Blondyn przyglądał się mijanym krajobrazom przez szybę, po której ścigały się krople wody. Zamglone drzewa wyglądały pięknie i tajemniczo. Na wyboistej, asaltowej drodze znajdowało się wiele błotnistych kałuż. Chłopak rozmyślał nad tym, że wczoraj grał w minecrafta z Gimlim, zamiast uczyć się na sprawdzian z matematyki, z której rozmaite równania i wzory wyglądały dla niego jak pismo elfów dla tych, którzy nie potrafili go zrozumieć. No trudno, pomyślał. Są rzeczy ważne i ważniejsze. Usłyszał charakterystyczny dźwięk powiadomienia. Wyjął telefon z bocznej kieszeni kurtki, która niestety nie miała kaptura. Elf przez to miał jeszcze gorszy humor, bo zwykle idealnie ułożone blond włosy, których dzisiaj nie uczesał z braku czasu, posklejały mu się podczas czekania na pojazd komunikacji leśnej. No dobra, może jednak mam coś wspólnego z Barbie, pomyślał żałując zniszczonej fryzury. Spojrzał na wyświetlacz swojego smartfona. Zobaczył powiadomienie o nowej wiadomości od swojego najlepszego krasnoludzkiego przyjaciela. Napisał, ze razem z Aragonem czekając na Legolasa poszli na zakupy. Chłopak odpisał koledze, że niedługo do nich dołączy.

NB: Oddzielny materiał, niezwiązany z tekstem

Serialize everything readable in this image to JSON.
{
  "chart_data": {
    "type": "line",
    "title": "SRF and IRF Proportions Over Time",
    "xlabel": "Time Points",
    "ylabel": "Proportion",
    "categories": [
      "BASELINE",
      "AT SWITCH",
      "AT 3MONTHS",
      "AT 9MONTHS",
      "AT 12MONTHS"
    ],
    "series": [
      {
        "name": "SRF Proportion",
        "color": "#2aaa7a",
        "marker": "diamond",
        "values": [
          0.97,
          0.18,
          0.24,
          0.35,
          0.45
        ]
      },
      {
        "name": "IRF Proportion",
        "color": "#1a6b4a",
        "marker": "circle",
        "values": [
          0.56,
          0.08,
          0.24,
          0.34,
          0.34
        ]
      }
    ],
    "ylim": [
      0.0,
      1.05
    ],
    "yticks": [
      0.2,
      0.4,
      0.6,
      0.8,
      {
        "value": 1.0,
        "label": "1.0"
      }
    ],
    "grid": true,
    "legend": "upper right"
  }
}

Kilka minut później autobus zatrzymał się obok szkoły podstawowej nr. 7 im. Manwego. Elf wyszedł na chodnik. Na szczęście deszcz przestał już padać, chociaż niebo nadal było zachmurzone. Chłopak minął znienawidzoną przez uczniów placówkę i skręcił w ul. Rivendell, na której znajdował się uwielbiany przez nich sklep Elronda Biedronka, do której wszyscy pomimo zakazów często wychodzili na przerwach. Pod budynkiem czekał Gimli.
- Witaj przyjacielu! - zawołał na widok elfa.
- Cześć Gimli! - odkrzyknął z radością. Serdeczni przyjaciele wesoło pogawędzili ze sobą przez kilka minut. Krasnolud wyjaśnił, ze do sklepu może wejść określona mała liczba osób z powodu sauronawirusa, więc on czeka przed budynkiem na Aragorna. Niedługo później Obieżyświat wyszedł z Biedronki z siatką pełną rozmaitych produktów oraz z kilkoma żelami antybakteryjnymi w ręce, które się nie zmieściły do reklamówki.
- Mam broń! - podszedł do rozmawiających przyjaciół i pokazał im trzymaną w ręku swoją cenną zdobycz.
- Cześć, jak się nazywasz?- zapytał blondyna, którego nie rozpoznał. Może to jakaś nowa dziewczyna Gimlego, snuł domysły Elessar.
- Aragornie, nawet ty mnie nie poznajesz?- powiedział Legolas z wyrzutem. - Dzisiaj na przystanku jakaś dziewczynka poprosiła mnie o zdjęcie, bo myślała, że jestem Barbie –
Dwaj pozostali mężczyźni wybuchnęli śmiechem. Z długimi blond włosami i nieszczęsną, różową maseczką z napisem Barbie zasłaniającą pół twarzy naprawdę łatwo można było pomylić go z dziewczyną.
- A, to ty Legolasie! - zdziwił się roześmiany Strażnik - Kompletnie cię nie poznałem.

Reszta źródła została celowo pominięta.